How to choose Debt Funds?

Written on 9th January 2021

Debt Funds can provide benefits for investors if they fit in with their overall investment objectives. To assess whether these funds fit into your investment objectives you need to evaluate them properly. You can evaluate debt funds on the basis of the following parameters:

Portfolio - This gives the list of instruments that the fund has invested in, thus giving an insight into its investment strategy.

Yield to maturity - This is a measure of interest income that can be earned from the portfolio. This should be compared to the current returns of your other safer instruments.

Credit rating - The quality of credit can be seen to understand how vulnerable the fund can be to credit risk. The lower the rating, the more the risk of a default.

Average portfolio maturity - A portfolio of bonds consists of a number of instruments with different maturities. Average maturity is the weighted average of the time left up to maturity.
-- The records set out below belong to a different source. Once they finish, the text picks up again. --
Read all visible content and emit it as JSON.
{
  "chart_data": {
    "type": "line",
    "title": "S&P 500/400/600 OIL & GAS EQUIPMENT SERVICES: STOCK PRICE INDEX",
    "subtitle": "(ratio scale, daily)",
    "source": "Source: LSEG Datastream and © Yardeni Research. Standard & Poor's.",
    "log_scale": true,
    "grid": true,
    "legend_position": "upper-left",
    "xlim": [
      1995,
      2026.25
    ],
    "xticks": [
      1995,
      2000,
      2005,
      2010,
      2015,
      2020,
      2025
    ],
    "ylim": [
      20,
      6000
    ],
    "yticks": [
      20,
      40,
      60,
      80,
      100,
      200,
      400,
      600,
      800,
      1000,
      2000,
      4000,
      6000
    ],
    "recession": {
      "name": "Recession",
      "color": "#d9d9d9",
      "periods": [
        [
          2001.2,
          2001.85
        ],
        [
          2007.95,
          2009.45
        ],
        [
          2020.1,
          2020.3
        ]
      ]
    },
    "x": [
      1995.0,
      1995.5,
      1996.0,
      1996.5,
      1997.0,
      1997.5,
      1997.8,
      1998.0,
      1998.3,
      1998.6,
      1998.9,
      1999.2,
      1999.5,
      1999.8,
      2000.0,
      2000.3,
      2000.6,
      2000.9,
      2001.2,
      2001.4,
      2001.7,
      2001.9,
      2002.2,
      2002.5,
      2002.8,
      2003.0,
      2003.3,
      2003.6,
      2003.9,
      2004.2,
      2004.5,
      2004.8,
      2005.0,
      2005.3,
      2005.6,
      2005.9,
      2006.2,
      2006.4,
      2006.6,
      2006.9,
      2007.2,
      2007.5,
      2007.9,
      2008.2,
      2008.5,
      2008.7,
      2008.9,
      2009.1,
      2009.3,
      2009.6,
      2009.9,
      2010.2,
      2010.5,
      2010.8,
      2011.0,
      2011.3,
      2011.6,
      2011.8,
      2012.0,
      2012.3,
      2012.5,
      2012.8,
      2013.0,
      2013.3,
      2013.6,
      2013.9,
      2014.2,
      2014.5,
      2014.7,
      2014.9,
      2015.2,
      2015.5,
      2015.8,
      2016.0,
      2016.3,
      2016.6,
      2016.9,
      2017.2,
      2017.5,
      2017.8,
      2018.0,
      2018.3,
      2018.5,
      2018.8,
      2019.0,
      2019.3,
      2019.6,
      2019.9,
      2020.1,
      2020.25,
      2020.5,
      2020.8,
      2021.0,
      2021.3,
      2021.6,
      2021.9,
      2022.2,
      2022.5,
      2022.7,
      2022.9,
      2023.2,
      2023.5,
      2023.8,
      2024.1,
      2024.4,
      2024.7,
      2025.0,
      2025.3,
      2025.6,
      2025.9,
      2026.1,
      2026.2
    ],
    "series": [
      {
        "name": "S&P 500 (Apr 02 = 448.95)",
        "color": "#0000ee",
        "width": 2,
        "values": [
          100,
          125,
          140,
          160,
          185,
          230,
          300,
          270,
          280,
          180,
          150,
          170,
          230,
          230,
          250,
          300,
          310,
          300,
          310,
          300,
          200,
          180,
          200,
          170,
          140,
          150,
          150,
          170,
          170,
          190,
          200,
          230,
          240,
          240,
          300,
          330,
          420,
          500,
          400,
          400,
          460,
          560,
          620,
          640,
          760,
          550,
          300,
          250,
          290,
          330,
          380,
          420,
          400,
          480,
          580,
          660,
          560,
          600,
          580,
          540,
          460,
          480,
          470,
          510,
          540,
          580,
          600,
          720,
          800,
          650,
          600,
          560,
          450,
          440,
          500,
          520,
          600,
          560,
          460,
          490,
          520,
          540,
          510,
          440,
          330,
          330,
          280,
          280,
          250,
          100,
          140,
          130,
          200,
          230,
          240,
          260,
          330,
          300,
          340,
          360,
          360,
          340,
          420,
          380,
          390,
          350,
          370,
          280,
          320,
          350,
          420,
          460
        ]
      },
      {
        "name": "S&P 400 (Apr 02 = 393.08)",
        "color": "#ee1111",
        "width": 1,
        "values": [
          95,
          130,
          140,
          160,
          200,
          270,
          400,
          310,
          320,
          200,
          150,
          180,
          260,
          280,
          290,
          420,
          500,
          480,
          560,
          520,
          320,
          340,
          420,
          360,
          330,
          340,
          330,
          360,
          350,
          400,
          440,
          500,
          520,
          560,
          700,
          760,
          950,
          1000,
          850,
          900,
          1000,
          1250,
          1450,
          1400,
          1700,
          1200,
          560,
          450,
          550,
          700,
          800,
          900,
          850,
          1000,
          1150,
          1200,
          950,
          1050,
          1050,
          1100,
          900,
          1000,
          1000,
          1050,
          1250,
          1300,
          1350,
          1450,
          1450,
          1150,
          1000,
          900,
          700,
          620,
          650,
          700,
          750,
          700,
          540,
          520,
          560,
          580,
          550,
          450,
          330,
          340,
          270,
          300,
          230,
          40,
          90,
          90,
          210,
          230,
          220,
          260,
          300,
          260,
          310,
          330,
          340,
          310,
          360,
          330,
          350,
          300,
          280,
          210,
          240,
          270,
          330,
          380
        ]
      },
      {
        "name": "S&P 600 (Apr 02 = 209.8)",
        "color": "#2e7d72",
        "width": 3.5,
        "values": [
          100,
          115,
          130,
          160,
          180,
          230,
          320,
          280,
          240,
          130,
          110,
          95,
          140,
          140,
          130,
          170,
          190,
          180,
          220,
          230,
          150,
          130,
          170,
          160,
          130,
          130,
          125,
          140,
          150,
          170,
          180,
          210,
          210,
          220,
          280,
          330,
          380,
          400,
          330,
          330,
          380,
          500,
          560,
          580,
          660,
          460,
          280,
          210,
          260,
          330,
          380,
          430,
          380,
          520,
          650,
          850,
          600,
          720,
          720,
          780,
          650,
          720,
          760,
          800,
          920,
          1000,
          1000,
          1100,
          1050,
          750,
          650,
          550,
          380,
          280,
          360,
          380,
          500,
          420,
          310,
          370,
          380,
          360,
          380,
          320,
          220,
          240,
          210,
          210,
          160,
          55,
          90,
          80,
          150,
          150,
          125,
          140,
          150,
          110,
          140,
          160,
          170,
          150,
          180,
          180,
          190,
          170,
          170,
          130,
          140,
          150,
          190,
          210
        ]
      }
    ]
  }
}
Average maturity gives the indication of the length of time in which the principal amount of the bonds will be repaid.

Duration of portfolio - Can be examined to see the price sensitivity of the portfolio in a changing interest rate scenario. This can give an indication of how volatile the fund can be to interest rate risk.

A fund that has a higher average maturity and duration can be expected to perform well in a scenario where interest rates are falling and vice versa. Bond prices and interest rates are inversely related; the longer the tenure of the bond the more sensitive it is to changes in interest rates.

Taxability of earnings:

Capital gains
a) If the mutual fund units are sold after 3 years from the date of investment, gains are taxed at the rate of 20% after providing the benefit of inflation indexation.
b) If the mutual fund units are sold within 3 years from the date of investment, the entire amount of gain is added to the investors' income and taxed according to the applicable slab rate.
c) No tax is to be paid as long as you continue to hold the units.

Dividends
Dividends are added to the income of the investors and taxed according to their respective tax slabs. Further, if an investor's dividend income exceeds Rs. 5,000 in a financial year, the fund house also deducts a TDS of 10% before distributing the dividend.